Mathematical Aspects of Spin Glasses and Neural Networks

The purpose of this note is to review and summarize recent results on dynamics of mean-field spin glasses.

In this second part we want to describe the Glauber dynamics approach for the Sherrington-Kirkpatrick spin-glass dynamics. The physical motivation we have in mind is the same as described by Ben Arous and Guionnet in the proceedings for the “continuous setting.” Glauber dynamics means that we want to study a reversible Markov process directly for the Sherrington-Kirkpatrick (SK) Gibbs measures on the (discrete) state space {−1, 1} ^N , that is, in the “hard” spin picture. To formulate such dynamics, we have to use jump processes. The use of jump processes is really more natural in the SK model than the use of diffusions, although diffusions are closer to physical intuition. This jump process ansatz was introduced in [Som87]. Some rigorous results for asymmetric dynamics were proved in [Gru92]. There is a strong advantage in the use of Glauber dynamics.

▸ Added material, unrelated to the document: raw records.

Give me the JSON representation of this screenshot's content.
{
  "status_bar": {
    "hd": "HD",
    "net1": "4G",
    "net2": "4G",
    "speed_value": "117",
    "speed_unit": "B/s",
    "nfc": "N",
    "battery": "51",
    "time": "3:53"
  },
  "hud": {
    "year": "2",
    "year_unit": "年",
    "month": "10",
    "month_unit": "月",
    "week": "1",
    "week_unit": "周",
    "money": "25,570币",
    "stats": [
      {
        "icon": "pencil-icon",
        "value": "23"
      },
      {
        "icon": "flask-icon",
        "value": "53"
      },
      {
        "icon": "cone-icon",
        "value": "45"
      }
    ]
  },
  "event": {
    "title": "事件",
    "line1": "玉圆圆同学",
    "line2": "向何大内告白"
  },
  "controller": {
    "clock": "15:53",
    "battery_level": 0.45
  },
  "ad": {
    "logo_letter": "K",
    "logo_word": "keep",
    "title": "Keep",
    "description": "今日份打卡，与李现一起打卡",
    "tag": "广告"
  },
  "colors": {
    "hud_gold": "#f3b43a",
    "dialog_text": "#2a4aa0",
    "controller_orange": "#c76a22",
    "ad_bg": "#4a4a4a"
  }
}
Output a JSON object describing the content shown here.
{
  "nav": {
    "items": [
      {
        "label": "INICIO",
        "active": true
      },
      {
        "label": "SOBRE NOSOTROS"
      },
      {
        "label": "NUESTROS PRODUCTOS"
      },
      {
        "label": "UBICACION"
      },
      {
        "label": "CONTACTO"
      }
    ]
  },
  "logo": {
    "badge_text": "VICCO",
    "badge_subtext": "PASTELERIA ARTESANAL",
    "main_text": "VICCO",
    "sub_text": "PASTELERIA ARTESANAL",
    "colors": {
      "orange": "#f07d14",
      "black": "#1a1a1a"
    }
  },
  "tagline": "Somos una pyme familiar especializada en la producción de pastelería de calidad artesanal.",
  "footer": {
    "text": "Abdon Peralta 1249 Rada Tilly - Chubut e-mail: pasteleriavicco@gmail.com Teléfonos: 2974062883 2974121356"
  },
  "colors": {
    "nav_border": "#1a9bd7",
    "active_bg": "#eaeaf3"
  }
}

The Girsanov exponent, used to describe the interacting model, is fairly well behaved, which permits proving large deviation results without restriction on time and temperature. These large deviation results are strong enough to guaranty direct convergence results to limiting dynamics. As an additional present from exponential bounds, cpnvergence holds for almost all realizations of couplings J. The price we have to pay for the use of Glauber dynamics is the loss of Gaussian techniques, which makes it necessary to consider an enlarged state space (we include the “fields” in our picture), which in the end gives a more transparent description of limiting dynamics.